Brad Peterson, an office leasing specialist with CBRE in Las Vegas who has been busy negotiating some office lease as of late, also expects to see more downsizing by office tenants as their leases roll. He also expects to see tenants try to take advantage of the market by approaching building owners mid-term looking to trade longer terms for lower rates.

“There’s activity out there,” he tells GlobeSt.com. “Net absorption will be pretty small throughout the first couple of quarters but we will see an increase of activity in the third and fourth quarters and will finish better than [2008].”

New space delivered in 2008 was 36% of its 2007 level, according to CBRE, and total gross space leased in 2008 is half of what it was last year. Given the softness in the market several projects under construction have stalled and developers have pulled many large projects from the pipeline, shrinking total planned space to less than a third of its level of one year ago, according to CBRE. Sales also have been few and far between due to a large bid-ask gap—the delta between what sellers think their properties are worth and what buyers are willing to pay for them.

Average asking lease rates are at least $2.40 per square foot on a full-service gross basis except in the Central East, Central West, and North Las Vegas, where rates are in the range of $2.10 FSG. But asking rates don’t mean a whole lot these days as owners’ ramp up concessions to keep their existing tenants and attract new ones.

Peterson says there is “quite a bit of sublease space” on the market at rates well below market. Consequently, he expects that space to lease up sooner than shell space. That having been said, he adds that building owners’ tenant improvement costs—due to lower demand for workers and materials–have fallen substanitally, which should allow them to negotiate better deals and possibly speculatively refinishing some space with hope that it will result in a strategic advantage over shell space.

“Tenants have in the past had been willing to pay some money for extra tenant improvements, but no longer,” Peterson says. “They are now demanding turn-key spaces and fortunately landlords are getting close to being able to provide it because instead of it costing $70 per square foot for TIs it’s now more like $50 per square foot.”

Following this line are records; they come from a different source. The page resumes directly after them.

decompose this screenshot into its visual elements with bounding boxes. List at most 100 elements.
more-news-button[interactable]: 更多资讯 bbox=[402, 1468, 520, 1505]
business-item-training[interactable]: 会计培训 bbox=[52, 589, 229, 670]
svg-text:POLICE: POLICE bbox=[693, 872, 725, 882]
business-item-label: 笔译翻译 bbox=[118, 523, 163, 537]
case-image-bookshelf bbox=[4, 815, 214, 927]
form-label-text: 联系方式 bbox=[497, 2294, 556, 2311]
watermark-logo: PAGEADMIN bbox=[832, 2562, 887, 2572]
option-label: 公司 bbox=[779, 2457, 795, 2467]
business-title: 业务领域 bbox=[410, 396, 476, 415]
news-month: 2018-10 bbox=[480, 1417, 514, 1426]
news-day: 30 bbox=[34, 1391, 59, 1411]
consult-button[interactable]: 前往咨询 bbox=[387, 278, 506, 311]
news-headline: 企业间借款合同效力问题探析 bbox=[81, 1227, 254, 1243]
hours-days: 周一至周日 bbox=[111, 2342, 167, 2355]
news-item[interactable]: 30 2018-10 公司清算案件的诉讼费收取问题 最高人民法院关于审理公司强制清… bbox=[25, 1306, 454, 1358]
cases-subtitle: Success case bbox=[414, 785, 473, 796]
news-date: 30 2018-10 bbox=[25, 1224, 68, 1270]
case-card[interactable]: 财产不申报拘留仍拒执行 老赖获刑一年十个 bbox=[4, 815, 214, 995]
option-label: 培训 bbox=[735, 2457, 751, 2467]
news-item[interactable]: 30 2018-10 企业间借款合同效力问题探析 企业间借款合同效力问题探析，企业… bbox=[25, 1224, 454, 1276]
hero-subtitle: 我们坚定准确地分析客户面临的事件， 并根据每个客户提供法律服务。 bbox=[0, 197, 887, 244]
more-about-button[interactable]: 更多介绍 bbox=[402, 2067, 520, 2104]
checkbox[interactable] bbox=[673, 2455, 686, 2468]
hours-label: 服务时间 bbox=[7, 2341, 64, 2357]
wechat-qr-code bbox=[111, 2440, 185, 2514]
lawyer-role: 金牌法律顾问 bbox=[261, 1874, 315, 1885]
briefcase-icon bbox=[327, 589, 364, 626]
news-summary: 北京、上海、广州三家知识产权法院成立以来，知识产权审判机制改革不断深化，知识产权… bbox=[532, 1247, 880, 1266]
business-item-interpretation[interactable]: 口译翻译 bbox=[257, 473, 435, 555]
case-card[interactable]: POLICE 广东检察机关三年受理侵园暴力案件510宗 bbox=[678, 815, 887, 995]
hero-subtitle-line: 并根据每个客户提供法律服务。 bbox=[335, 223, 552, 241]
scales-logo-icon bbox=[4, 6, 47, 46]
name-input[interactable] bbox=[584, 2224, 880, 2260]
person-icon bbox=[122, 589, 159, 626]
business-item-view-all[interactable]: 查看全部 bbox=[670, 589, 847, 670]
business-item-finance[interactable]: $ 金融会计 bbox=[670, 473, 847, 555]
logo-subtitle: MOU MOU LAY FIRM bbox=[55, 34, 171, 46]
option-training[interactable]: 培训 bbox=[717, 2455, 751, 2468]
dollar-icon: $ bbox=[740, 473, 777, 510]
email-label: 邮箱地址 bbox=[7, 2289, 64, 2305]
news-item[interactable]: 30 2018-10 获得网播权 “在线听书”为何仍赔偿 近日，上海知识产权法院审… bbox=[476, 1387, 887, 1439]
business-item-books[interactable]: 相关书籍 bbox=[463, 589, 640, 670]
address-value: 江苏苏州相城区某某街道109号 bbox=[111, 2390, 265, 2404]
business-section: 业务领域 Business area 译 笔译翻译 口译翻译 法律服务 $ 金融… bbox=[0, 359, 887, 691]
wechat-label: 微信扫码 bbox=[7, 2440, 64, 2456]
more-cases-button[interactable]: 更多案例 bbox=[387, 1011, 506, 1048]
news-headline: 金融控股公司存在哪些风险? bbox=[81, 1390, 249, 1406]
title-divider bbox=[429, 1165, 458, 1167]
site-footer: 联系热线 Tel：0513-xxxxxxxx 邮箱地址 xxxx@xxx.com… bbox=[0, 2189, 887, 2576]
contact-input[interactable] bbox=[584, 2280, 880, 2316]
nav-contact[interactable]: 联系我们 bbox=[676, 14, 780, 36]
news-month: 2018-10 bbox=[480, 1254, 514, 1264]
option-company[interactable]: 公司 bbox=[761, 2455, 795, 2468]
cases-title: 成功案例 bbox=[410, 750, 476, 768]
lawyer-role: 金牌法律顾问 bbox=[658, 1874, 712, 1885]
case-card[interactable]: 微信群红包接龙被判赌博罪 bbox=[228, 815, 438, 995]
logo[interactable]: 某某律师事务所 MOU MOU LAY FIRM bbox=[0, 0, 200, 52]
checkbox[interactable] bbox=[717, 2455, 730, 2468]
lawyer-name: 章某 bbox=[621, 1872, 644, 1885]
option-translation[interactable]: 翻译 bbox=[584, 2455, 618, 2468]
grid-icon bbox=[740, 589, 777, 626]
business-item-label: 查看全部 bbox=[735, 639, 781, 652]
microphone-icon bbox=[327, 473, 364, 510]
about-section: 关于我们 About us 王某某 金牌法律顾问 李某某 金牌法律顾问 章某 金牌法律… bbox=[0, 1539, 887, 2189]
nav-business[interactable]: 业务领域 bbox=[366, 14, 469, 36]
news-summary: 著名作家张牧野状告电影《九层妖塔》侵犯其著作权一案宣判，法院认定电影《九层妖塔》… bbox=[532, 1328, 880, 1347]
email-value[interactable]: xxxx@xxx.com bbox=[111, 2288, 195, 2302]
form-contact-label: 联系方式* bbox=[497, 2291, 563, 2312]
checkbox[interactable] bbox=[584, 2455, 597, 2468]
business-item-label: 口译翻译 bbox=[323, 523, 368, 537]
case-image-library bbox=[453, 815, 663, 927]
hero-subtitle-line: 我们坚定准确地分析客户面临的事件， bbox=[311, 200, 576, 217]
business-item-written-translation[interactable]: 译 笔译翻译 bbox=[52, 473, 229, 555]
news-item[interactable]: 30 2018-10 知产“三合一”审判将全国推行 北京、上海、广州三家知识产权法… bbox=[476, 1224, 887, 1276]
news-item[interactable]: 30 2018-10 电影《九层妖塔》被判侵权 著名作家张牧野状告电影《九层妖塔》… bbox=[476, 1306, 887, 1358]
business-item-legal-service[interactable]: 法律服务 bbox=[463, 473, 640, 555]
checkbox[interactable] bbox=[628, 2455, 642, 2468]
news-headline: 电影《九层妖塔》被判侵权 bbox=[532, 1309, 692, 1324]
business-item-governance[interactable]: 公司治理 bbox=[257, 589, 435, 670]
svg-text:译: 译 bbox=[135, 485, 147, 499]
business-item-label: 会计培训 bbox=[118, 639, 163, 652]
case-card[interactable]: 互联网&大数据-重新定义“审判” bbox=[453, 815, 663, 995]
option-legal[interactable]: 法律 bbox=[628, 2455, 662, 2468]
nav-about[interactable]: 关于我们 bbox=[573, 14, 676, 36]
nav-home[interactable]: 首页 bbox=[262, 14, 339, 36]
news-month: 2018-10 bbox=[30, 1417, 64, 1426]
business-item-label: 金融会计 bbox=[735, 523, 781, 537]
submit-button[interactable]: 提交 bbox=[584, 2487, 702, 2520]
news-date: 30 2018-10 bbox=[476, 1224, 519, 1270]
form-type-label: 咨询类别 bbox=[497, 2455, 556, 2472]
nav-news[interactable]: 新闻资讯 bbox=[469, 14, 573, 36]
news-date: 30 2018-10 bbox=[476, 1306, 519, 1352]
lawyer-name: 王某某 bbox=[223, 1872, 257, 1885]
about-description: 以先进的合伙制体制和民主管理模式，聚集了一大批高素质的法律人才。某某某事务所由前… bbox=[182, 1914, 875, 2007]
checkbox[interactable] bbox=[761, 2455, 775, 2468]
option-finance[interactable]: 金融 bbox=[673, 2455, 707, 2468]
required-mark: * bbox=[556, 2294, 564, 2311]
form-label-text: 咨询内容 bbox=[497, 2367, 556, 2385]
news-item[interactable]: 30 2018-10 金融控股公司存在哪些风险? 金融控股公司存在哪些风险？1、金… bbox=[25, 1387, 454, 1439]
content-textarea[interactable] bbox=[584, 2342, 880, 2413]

Planned office space as of the end of the fourth quarter was just 800,000 square feet, down from 6 million square feet one year ago. “This is a reflection of the rapid deterioration of the economy this fall, as developers who were (perhaps warily) still planning projects a few months ago have now lost access to capital and/or are now unwilling to commit to projects in this economic climate,” states CBRE in its report.

Space under construction also dropped this quarter, with just over two million square feet construction. More than half of the activity is in the Southwest submarket. Only 170,626 square feet of new space was completed in the final three months of the year, a fraction of the 750,000 square feet delivered in the fourth quarter of 2007.

In the past week, CBRE has closed several office lease deals totaling close to 70,000 square feet, most of them either renewals or relocations within the market.

CBRE broker Randy Broadhead represented PRA Holding I, LLC in the $5.5-million, 87-month lease of 30,498 square feet at 5070 Badura Ave. in the Beltway Business Park in Las Vegas. Broadhead also represented 7-Eleven Inc. in the $2.2-million, 66-month lease of 19,868 square feet at 2470 Paseo Verde Pkwy., which sits within Green Valley Corporate Center South in Henderson.

Peterson represented Morgan Stanley & Co. in the $1.3-million, 63-month lease of 8,388 square feet at 1645 Village Center Circle, which is part of the Plazas at Summerlin. Peterson also represented Lincoln Technical Institute in the $482,197, 41-month lease of 6,582 square feet at 150 N. Stephanie St., which is in the Stephanie Beltway development in Henderson.